Historical Fiction with Catherine Czerkawska # 1

This post by Catherine Czerkawska originally appeared on the Edinburgh Ebook Festival 2014 site on 8/11/14.

1 THE CURSE OF PRESENTISM

Thanks to Valerie Laws of Authors Electric for helping me out with the term presentism. I wasn’t aware of it, but it neatly encapsulates a point I want to make – and it seems like as good a beginning as any to this residency. Here’s a useful Wikipedia definition: Presentism is a mode of literary or historical analysis in which present-day ideas and perspectives are anachronistically introduced into depictions or interpretations of the past.
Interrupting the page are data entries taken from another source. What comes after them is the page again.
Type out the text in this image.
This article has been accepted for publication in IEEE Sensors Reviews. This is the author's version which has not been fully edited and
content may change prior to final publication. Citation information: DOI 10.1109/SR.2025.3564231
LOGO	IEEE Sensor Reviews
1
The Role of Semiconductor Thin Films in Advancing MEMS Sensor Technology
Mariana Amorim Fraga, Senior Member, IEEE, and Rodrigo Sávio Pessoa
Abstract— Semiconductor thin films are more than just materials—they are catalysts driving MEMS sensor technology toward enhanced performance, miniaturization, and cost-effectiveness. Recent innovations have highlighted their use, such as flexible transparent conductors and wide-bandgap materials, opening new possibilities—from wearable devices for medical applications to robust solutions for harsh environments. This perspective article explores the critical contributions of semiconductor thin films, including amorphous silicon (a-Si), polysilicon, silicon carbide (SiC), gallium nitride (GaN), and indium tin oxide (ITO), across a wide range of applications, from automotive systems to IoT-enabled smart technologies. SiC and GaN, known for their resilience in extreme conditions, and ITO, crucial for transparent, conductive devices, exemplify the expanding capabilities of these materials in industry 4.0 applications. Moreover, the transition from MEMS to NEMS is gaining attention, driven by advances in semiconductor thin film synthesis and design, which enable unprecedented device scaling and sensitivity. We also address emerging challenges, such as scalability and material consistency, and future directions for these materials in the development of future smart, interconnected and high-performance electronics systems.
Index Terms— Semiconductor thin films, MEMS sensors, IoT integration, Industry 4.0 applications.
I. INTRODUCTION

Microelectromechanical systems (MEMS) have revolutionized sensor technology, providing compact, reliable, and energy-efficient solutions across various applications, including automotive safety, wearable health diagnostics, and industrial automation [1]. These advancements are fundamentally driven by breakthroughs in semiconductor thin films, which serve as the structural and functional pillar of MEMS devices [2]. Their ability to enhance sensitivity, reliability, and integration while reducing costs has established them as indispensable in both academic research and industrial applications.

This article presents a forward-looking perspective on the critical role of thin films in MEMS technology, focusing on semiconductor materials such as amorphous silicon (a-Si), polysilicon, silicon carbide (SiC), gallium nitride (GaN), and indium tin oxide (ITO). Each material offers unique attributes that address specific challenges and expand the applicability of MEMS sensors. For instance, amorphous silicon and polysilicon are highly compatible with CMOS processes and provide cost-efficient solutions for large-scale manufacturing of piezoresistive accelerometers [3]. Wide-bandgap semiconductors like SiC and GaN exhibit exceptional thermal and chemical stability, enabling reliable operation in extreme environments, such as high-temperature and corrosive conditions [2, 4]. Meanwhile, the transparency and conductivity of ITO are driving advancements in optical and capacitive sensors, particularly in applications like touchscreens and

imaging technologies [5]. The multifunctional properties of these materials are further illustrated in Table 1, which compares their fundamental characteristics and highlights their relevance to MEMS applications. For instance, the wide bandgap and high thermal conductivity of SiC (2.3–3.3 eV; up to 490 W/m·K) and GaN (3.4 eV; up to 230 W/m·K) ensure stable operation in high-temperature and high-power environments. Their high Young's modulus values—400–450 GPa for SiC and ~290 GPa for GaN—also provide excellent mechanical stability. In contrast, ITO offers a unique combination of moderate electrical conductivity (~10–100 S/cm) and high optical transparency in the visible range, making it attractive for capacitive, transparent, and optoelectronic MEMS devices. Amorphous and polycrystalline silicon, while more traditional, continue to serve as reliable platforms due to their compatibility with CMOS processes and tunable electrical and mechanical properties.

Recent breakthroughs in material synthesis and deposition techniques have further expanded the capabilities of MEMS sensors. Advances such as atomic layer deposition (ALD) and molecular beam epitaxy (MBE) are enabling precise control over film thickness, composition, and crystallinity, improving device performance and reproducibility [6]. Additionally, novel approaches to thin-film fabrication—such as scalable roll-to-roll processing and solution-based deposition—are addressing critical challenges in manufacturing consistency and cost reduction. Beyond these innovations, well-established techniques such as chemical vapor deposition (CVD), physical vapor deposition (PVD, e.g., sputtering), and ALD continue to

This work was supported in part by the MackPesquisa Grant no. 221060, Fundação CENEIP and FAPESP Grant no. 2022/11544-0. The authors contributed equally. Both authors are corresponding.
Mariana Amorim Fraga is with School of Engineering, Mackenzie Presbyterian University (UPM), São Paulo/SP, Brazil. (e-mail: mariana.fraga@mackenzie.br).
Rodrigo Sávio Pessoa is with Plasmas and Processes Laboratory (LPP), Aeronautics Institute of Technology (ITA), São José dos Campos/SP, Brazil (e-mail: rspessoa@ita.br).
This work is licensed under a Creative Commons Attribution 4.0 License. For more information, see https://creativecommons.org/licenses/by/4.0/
A quick scan online will reveal plenty of blog posts and other pieces pontificating (with some justification) about anachronisms in historical fiction as well as in film and television programmes. Sometimes they can be deliberate. The judicious use of anachronism in movies like A Knight’s Tale where the fuss and adoration surrounding participants in these Mediaeval tournaments is beautifully paralleled by that accorded to gladiatorial athletes like Ice Hockey players, manages to be both accurate and illustrative of a genuine truth about the times. We recognise the parallel and extrapolate from it. It’s also enjoyable and entertaining. There are novels as well as movies where these deliberate anachronisms are used to illuminate some kind of parallel between past and present culture and society. In many ways they involve the opposite of presentism, using present day ideas and preoccupations to elucidate the past.